Miller Challenged On State Retirement Proposals

Image of Oklahoma State Capitol building

There remains a concerted effort among some top Republican leaders here to reduce retirement benefits for new state workers and teachers, and it’s not clear how it could ultimately affect those currently paying into the pension system or those already retired.

The plan, advanced by Oklahoma Treasurer Ken Miller and endorsed by Gov. Mary Fallin, is to put new hires on a defined-contribution or 401(k)-styled plan, essentially ending pensions for all new workers, except for police officers and firefighters. One option under review is for the state to then pay less money into these plans, according to Miller.

But, as Republican state Auditor and Inspector Gary Jones puts it, as reported by, the “numbers don’t add up” in such a plan when it comes to meeting the obligations of the current pensions, which have a collective $11.4 billion in unfunded obligations.

Theoretically, all state workers and those already retired could face cuts in future benefits if the unfunded obligations can’t be met. How will the state meet those obligations if new workers aren’t paying into the system? That’s the most important question.

Let me be blunt: This plan, as it has been described so far, has the potential to eventually reduce retirement benefits for all state workers and teachers and even those now retired who receive state pensions. Some may see that statement as overly dramatic, but Miller’s plan has never precisely shown how the older plans will remain solvent as the state moves to the new system.

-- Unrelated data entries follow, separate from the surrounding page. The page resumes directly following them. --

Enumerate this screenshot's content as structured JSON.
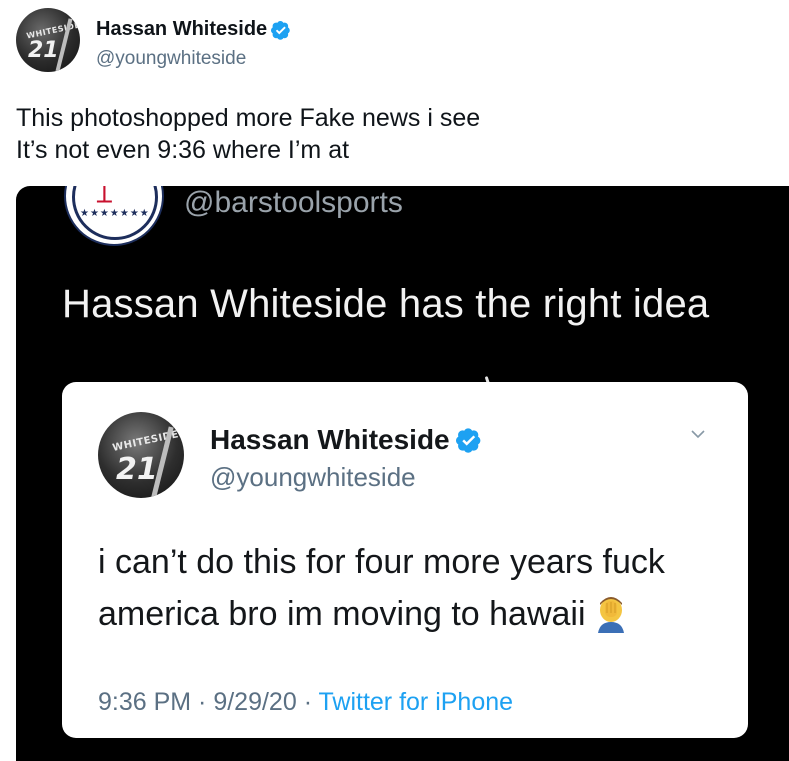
{
  "tweet": {
    "author": {
      "name": "Hassan Whiteside",
      "handle": "@youngwhiteside",
      "avatar_jersey_text": "WHITESIDE",
      "avatar_jersey_number": "21"
    },
    "text_lines": [
      "This photoshopped more Fake news i see",
      "It’s not even 9:36 where I’m at"
    ]
  },
  "media": {
    "account_handle": "@barstoolsports",
    "logo": {
      "stars": "★★★★★★★"
    },
    "caption": "Hassan Whiteside has the right idea",
    "quoted_tweet": {
      "name": "Hassan Whiteside",
      "handle": "@youngwhiteside",
      "avatar_jersey_text": "WHITESIDE",
      "avatar_jersey_number": "21",
      "text": "i can’t do this for four more years fuck america bro im moving to hawaii",
      "emoji": "man-facepalming-emoji",
      "time": "9:36 PM",
      "separator1": " · ",
      "date": "9/29/20",
      "separator2": " · ",
      "source": "Twitter for iPhone"
    }
  },
  "colors": {
    "verified": "#1da1f2",
    "link": "#1da1f2",
    "secondary_text": "#5b7083",
    "media_background": "#000000"
  }
}
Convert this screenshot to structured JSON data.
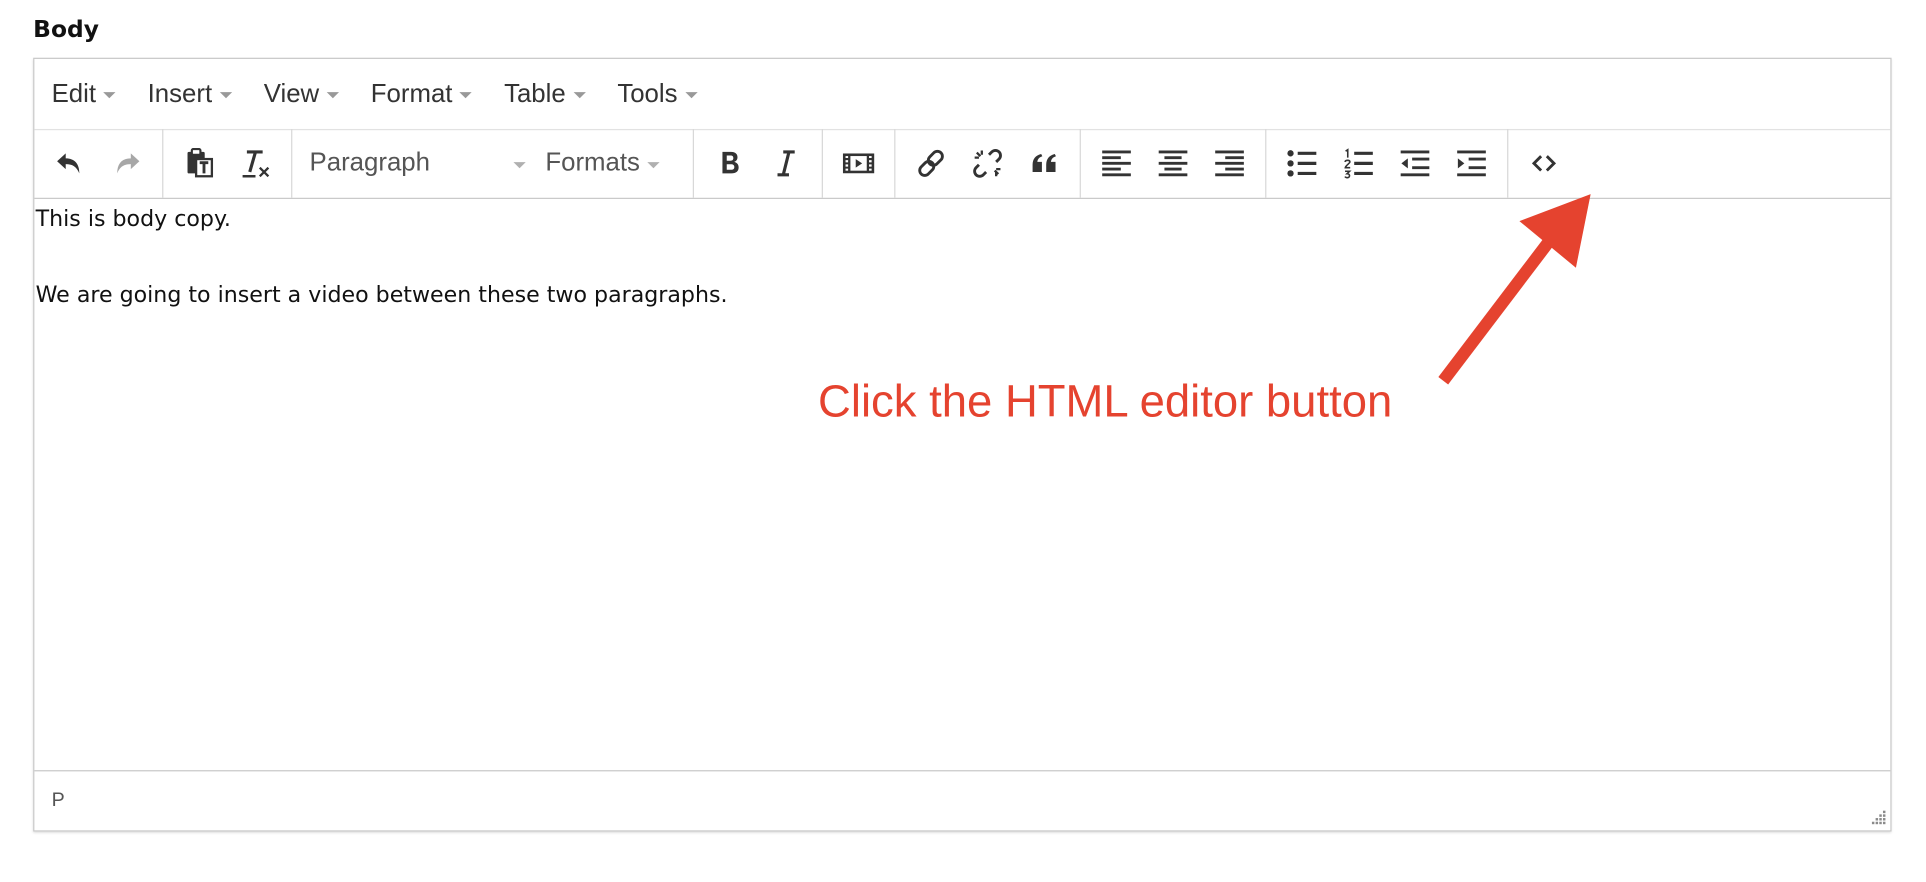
{
  "field": {
    "label": "Body"
  },
  "menubar": {
    "items": [
      {
        "label": "Edit"
      },
      {
        "label": "Insert"
      },
      {
        "label": "View"
      },
      {
        "label": "Format"
      },
      {
        "label": "Table"
      },
      {
        "label": "Tools"
      }
    ]
  },
  "toolbar": {
    "block_format": "Paragraph",
    "formats": "Formats",
    "icons": [
      "undo-icon",
      "redo-icon",
      "paste-text-icon",
      "clear-formatting-icon",
      "bold-icon",
      "italic-icon",
      "media-icon",
      "link-icon",
      "unlink-icon",
      "blockquote-icon",
      "align-left-icon",
      "align-center-icon",
      "align-right-icon",
      "bullet-list-icon",
      "numbered-list-icon",
      "outdent-icon",
      "indent-icon",
      "code-icon"
    ]
  },
  "content": {
    "paragraphs": [
      "This is body copy.",
      "We are going to insert a video between these two paragraphs."
    ]
  },
  "statusbar": {
    "path": "P"
  },
  "annotation": {
    "text": "Click the HTML editor button",
    "color": "#e5432f"
  }
}
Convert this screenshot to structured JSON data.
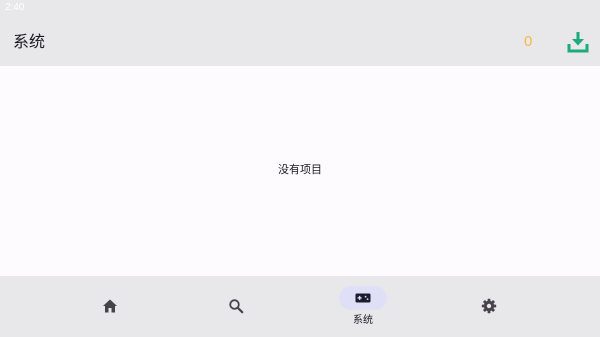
{
  "status_bar": {
    "time": "2:40"
  },
  "app_bar": {
    "title": "系统",
    "download_count": "0",
    "download_icon": "download-icon"
  },
  "content": {
    "empty_message": "没有项目"
  },
  "bottom_nav": {
    "items": [
      {
        "id": "home",
        "icon": "home-icon",
        "label": "",
        "selected": false
      },
      {
        "id": "search",
        "icon": "search-icon",
        "label": "",
        "selected": false
      },
      {
        "id": "systems",
        "icon": "gamepad-icon",
        "label": "系统",
        "selected": true
      },
      {
        "id": "settings",
        "icon": "gear-icon",
        "label": "",
        "selected": false
      }
    ]
  },
  "colors": {
    "bar_background": "#e8e7ea",
    "content_background": "#fdfbfe",
    "download_accent": "#1dab7a",
    "count_accent": "#f5b942",
    "selected_pill": "#dfe0f7",
    "icon": "#46444a"
  }
}
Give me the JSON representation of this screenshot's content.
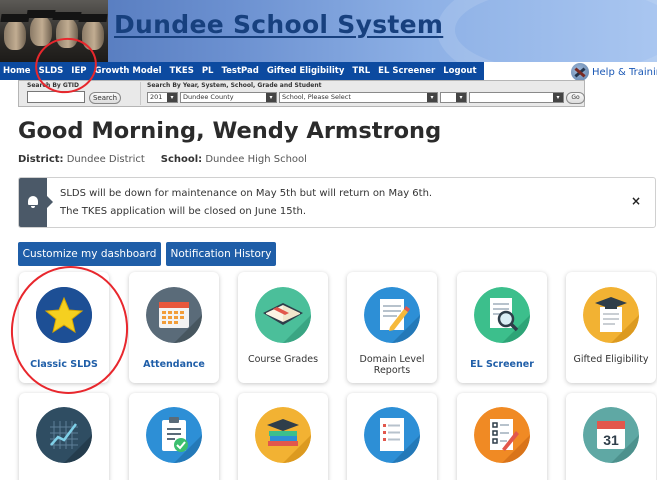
{
  "banner": {
    "title": "Dundee School System"
  },
  "nav": {
    "items": [
      "Home",
      "SLDS",
      "IEP",
      "Growth Model",
      "TKES",
      "PL",
      "TestPad",
      "Gifted Eligibility",
      "TRL",
      "EL Screener",
      "Logout"
    ],
    "help_label": "Help & Training"
  },
  "search": {
    "gtid_label": "Search By GTID",
    "gtid_button": "Search",
    "filters_label": "Search By Year, System, School, Grade and Student",
    "year_value": "201",
    "county_value": "Dundee County",
    "school_value": "School, Please Select",
    "go_label": "Go"
  },
  "greeting": {
    "text": "Good Morning, Wendy Armstrong",
    "district_label": "District:",
    "district_value": "Dundee District",
    "school_label": "School:",
    "school_value": "Dundee High School"
  },
  "alert": {
    "line1": "SLDS will be down for maintenance on May 5th but will return on May 6th.",
    "line2": "The TKES application will be closed on June 15th.",
    "close": "×"
  },
  "buttons": {
    "customize": "Customize my dashboard",
    "notifications": "Notification History"
  },
  "tiles_row1": [
    {
      "label": "Classic SLDS",
      "icon": "star-icon"
    },
    {
      "label": "Attendance",
      "icon": "calendar-grid-icon"
    },
    {
      "label": "Course Grades",
      "icon": "book-icon"
    },
    {
      "label": "Domain Level Reports",
      "icon": "document-pencil-icon"
    },
    {
      "label": "EL Screener",
      "icon": "document-magnifier-icon"
    },
    {
      "label": "Gifted Eligibility",
      "icon": "graduation-cap-paper-icon"
    }
  ],
  "tiles_row2": [
    {
      "icon": "graph-chart-icon"
    },
    {
      "icon": "clipboard-check-icon"
    },
    {
      "icon": "books-cap-icon"
    },
    {
      "icon": "list-document-icon"
    },
    {
      "icon": "checklist-pencil-icon"
    },
    {
      "icon": "calendar-date-icon",
      "date": "31"
    }
  ],
  "colors": {
    "nav_bg": "#0c4aa0",
    "button_bg": "#1f5ea8",
    "annotation_red": "#e8272d"
  }
}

It also raises the obvious ethical question: Will it be fair for new workers and teachers to receive reduced retirement benefits in order to pay for the unfunded liabilities and more generous benefits of the pension system for more experienced workers if that’s actually Miller’s plan? It certainly could lead to moral problems and resentment.

Some version of the plan will presumably get considered by the Oklahoma Legislature next session.

Fortunately, Jones has added a new dimension to the debate and has asked some important questions. He recently pointed out, as I’ve pointed out for years, that the main culprit when it comes to unfunded liabilities are legislators who haven’t appropriately funded the state’s pensions through the years and have made other bad decisions, such as unwisely boosting the pension benefits of 500 to 600 elected officials in 1998. It’s not the fault of workers or teachers.

There’s also the question whether the $11.4 billion in unfunded liabilities actually constitutes a major crisis as Miller and some others contend. The unfunded liabilities have actually declined from $16 billion since 2010 because of some good legislative decisions and investments. Perhaps, then, all the state actually needs to do is contribute more money into the pension systems and continue to make good investments. Why all the breathless, Chicken-Little language?

Miller seems to at least partially base his argument for reducing retirement benefits on this premise: Workers in the private sector are “lucky” if they even have a retirement plan so state workers should just accept cuts. It’s a race to the bottom, a standard conservative tactic to enable further tax cuts for the wealthiest in our country.

Thus, says Miller, the new system would be “fairer to the taxpayers … , most of whom have an employer-sponsored defined contribution plan, if they are lucky,” according to a media report on the issue.

Miller also wants to consolidate the state’s seven pension plans under one board to save money, which seems innocuous enough, but Jones, according to, points out the move could lead to a loss of “a lot of expertise and a lot of knowledge,” which could lead to a decline in investment returns. It’s not as simple as Miller seems to want it to be.

As I’ve written before, there has always been an implicit understanding among the country’s rank-and-file government workers and teachers, especially in low-paying places like Oklahoma, that they trade off their lower salaries for a certain amount of job security and halfway decent benefits. Miller’s plan, as it has been presented so far, doesn’t honor that basic compromise.